Linking entrepreneurship
with innovation –
attitudes, vision and
actions
It is about seeing what is not there (Carland et al., 1996). In other words, the
entrepreneur goes beyond recognising opportunities; rather, he or she has the ability to
envision a change in the the environment in order to create opportunities (Ensley et al.,
2000). The latter type of visioning, therefore, requires intuition and imagination
whereas the former is a result of a rational evaluation of the environment.
According to Tellis and Golder (1996) and Boyd and Vozikis (1994), the vision is
influenced by self-efficacy, environmental opportunities – such as an improvement in
technology or a change in the market place – and the patterns of competition occurring
between the organisation and its rivals. Kuratko et al. (2001, p. 62) suggest that:
A meaningful vision is sensible in employees’ eyes, is easily understood, suggests a higher
calling, and creates a cultural glue that binds people together in ways that help them share
knowledge in competitively relevant ways. Moreover, in the global economy, the most
effective vision highlights a firm’s commitment to product, process, and market innovations.
Talented entrepreneurs use the vision to energise employees, help them to meet the
challenges that face them and to “facilitate their attempts to achieve more than they
thought possible as they strive to help the firm reach its vision” (Kuratko et al., 2001,
p. 62).
Entrepreneurial action
According to Naffziger et al. (1994), the activities of entrepreneurs can have a major
impact of their firm’s performance. The literature suggests a number of different
entrepreneurial activities. For example, Adaman and Devine (2002) suggest that
entrepreneurship consists of social interaction, which occurs both within and outside
the organisation. In addition, these activities also include resource management and
organisation; the ability to influence, and to generate support, from others; and the
capability of assessing, shaping and developing ideas (Bird and Jelinek, 1988; Chandler
and Hanks, 1994; Korunka et al., 2003; Sadler-Smith et al., 2003; Tidd et al., 2001).

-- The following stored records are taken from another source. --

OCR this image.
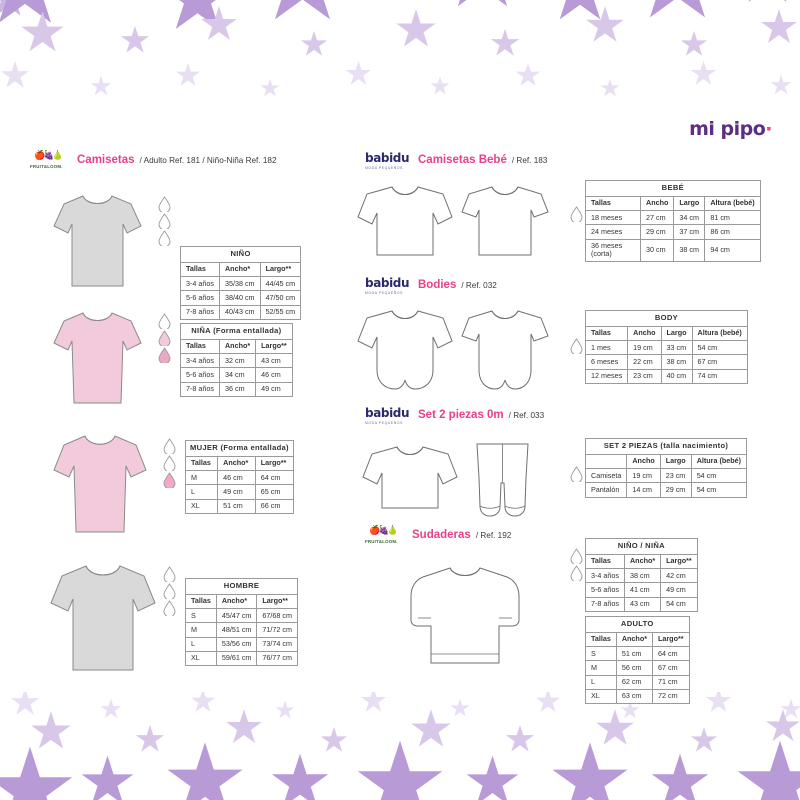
mi pipo·
🍎🍇🍐
FRUIT&LOOM.
Camisetas / Adulto Ref. 181 / Niño-Niña Ref. 182
NIÑO		
Tallas	Ancho*	Largo**
3-4 años	35/38 cm	44/45 cm
5-6 años	38/40 cm	47/50 cm
7-8 años	40/43 cm	52/55 cm
NIÑA (Forma entallada)		
Tallas	Ancho*	Largo**
3-4 años	32 cm	43 cm
5-6 años	34 cm	46 cm
7-8 años	36 cm	49 cm
MUJER (Forma entallada)		
Tallas	Ancho*	Largo**
M	46 cm	64 cm
L	49 cm	65 cm
XL	51 cm	66 cm
HOMBRE		
Tallas	Ancho*	Largo**
S	45/47 cm	67/68 cm
M	48/51 cm	71/72 cm
L	53/56 cm	73/74 cm
XL	59/61 cm	76/77 cm
babidu
MODA PEQUEÑOS
Camisetas Bebé / Ref. 183
BEBÉ			
Tallas	Ancho	Largo	Altura (bebé)
18 meses	27 cm	34 cm	81 cm
24 meses	29 cm	37 cm	86 cm
36 meses (corta)	30 cm	38 cm	94 cm
babidu
MODA PEQUEÑOS
Bodies / Ref. 032
BODY			
Tallas	Ancho	Largo	Altura (bebé)
1 mes	19 cm	33 cm	54 cm
6 meses	22 cm	38 cm	67 cm
12 meses	23 cm	40 cm	74 cm
babidu
MODA PEQUEÑOS
Set 2 piezas 0m / Ref. 033
SET 2 PIEZAS (talla nacimiento)			
	Ancho	Largo	Altura (bebé)
Camiseta	19 cm	23 cm	54 cm
Pantalón	14 cm	29 cm	54 cm
🍎🍇🍐
FRUIT&LOOM.
Sudaderas / Ref. 192
NIÑO / NIÑA		
Tallas	Ancho*	Largo**
3-4 años	38 cm	42 cm
5-6 años	41 cm	49 cm
7-8 años	43 cm	54 cm
ADULTO		
Tallas	Ancho*	Largo**
S	51 cm	64 cm
M	56 cm	67 cm
L	62 cm	71 cm
XL	63 cm	72 cm
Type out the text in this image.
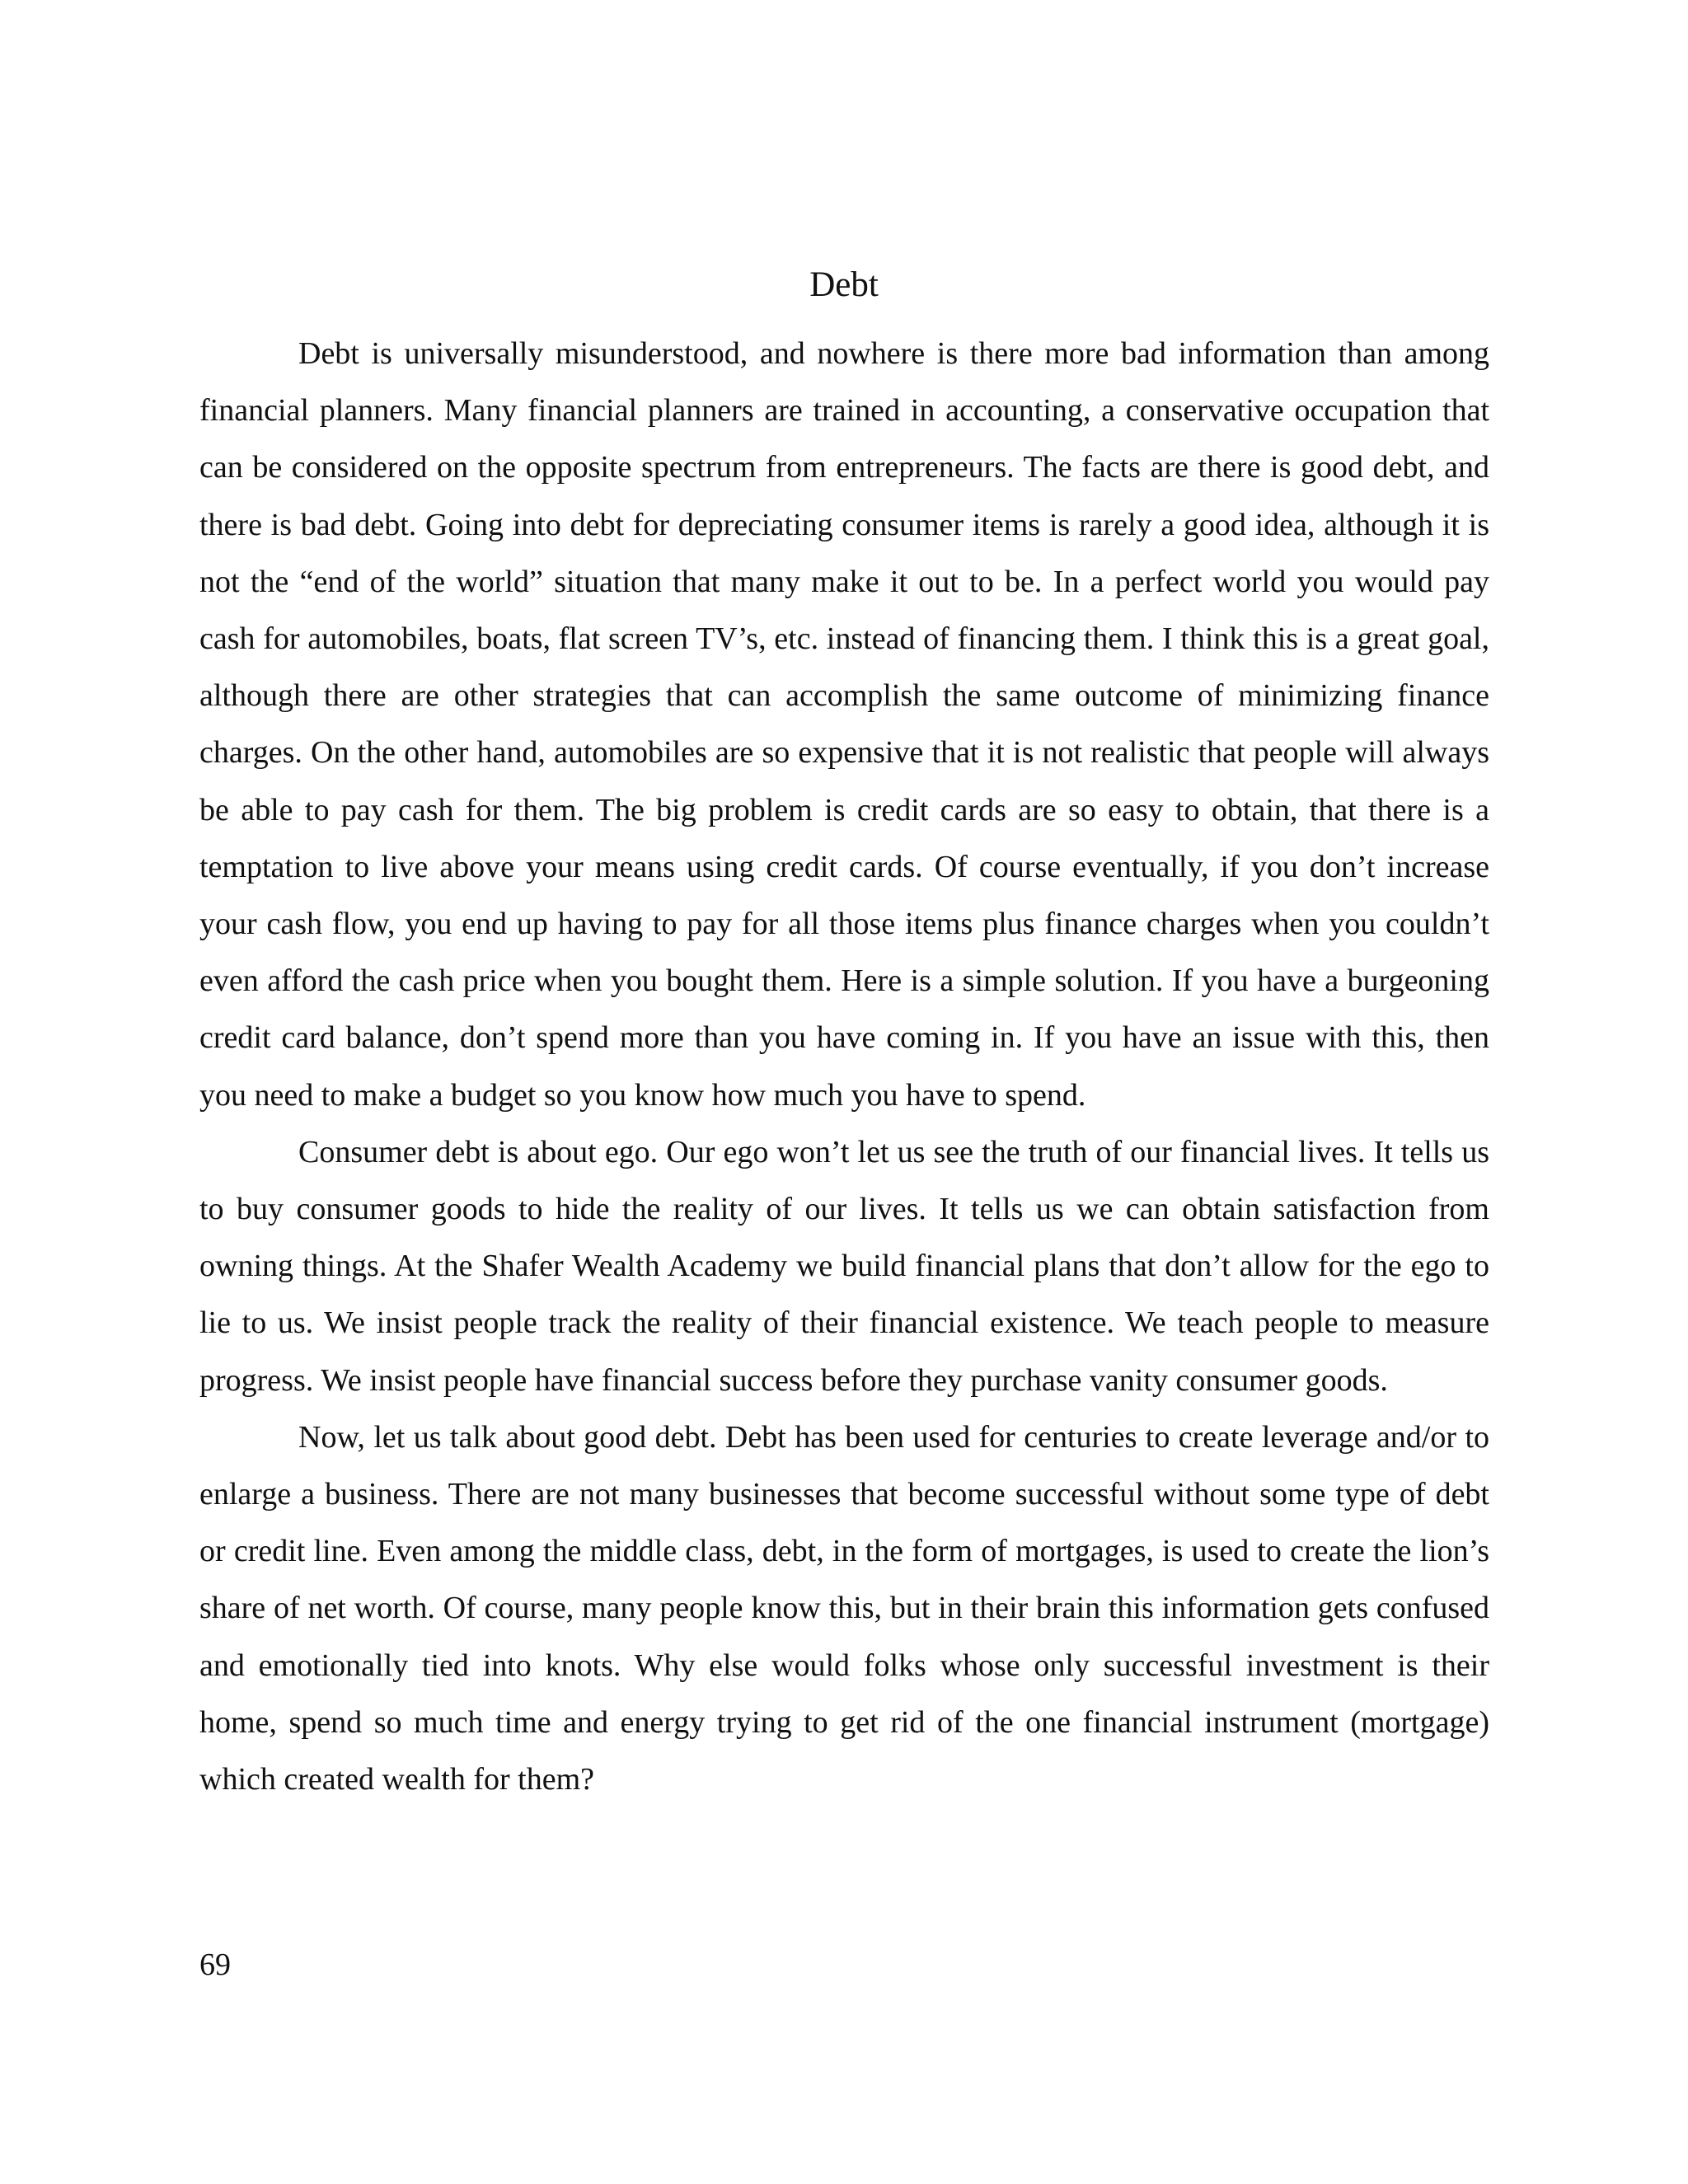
Debt

Debt is universally misunderstood, and nowhere is there more bad information than among financial planners. Many financial planners are trained in accounting, a conservative occupation that can be considered on the opposite spectrum from entrepreneurs. The facts are there is good debt, and there is bad debt. Going into debt for depreciating consumer items is rarely a good idea, although it is not the “end of the world” situation that many make it out to be. In a perfect world you would pay cash for automobiles, boats, flat screen TV’s, etc. instead of financing them. I think this is a great goal, although there are other strategies that can accomplish the same outcome of minimizing finance charges. On the other hand, automobiles are so expensive that it is not realistic that people will always be able to pay cash for them. The big problem is credit cards are so easy to obtain, that there is a temptation to live above your means using credit cards. Of course eventually, if you don’t increase your cash flow, you end up having to pay for all those items plus finance charges when you couldn’t even afford the cash price when you bought them. Here is a simple solution. If you have a burgeoning credit card balance, don’t spend more than you have coming in. If you have an issue with this, then you need to make a budget so you know how much you have to spend.

Consumer debt is about ego. Our ego won’t let us see the truth of our financial lives. It tells us to buy consumer goods to hide the reality of our lives. It tells us we can obtain satisfaction from owning things. At the Shafer Wealth Academy we build financial plans that don’t allow for the ego to lie to us. We insist people track the reality of their financial existence. We teach people to measure progress. We insist people have financial success before they purchase vanity consumer goods.

Now, let us talk about good debt. Debt has been used for centuries to create leverage and/or to enlarge a business. There are not many businesses that become successful without some type of debt or credit line. Even among the middle class, debt, in the form of mortgages, is used to create the lion’s share of net worth. Of course, many people know this, but in their brain this information gets confused and emotionally tied into knots. Why else would folks whose only successful investment is their home, spend so much time and energy trying to get rid of the one financial instrument (mortgage) which created wealth for them?

69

It has also been suggested that entrepreneurs must be capable of flexibility,
especially when there is a lack of staff to help them (Bird and Jelinek, 1988).
Furthermore, as the venture grows, the entrepreneur can shift his or her actions to new
potential opportunities, and hand the day-to-day running of the previous innovation to
an appropriate manager.
Further investigation into the above three elements is presented in part 2 in order to
further develop the link between entrepreneurship and the innovation process. From
this, a more detailed model showing this link is presented as well as some implications
for managers and researchers.
Summary
This paper has critically evaluated the literature in order to develop a holistic definition
of entrepreneurship and innovation. In addition, the literature has shown that these
two concepts are generally discussed as separate entities. This paper has, therefore,
presented a synthesised model of the current view of entrepreneurship and innovation.
The model highlights a gap between the process – innovation – and the person – the
entrepreneur. Consequently, there is a lack of explanation regarding the relationships
and dynamics of these components within the literature. It is suggested that further
examination of three variables – entrepreneurial attitudes, vision and actions – as
they pertain to innovation is required. In part 2, these variables are discussed in more
detail and new model of entrepreneurship and innovation is developed.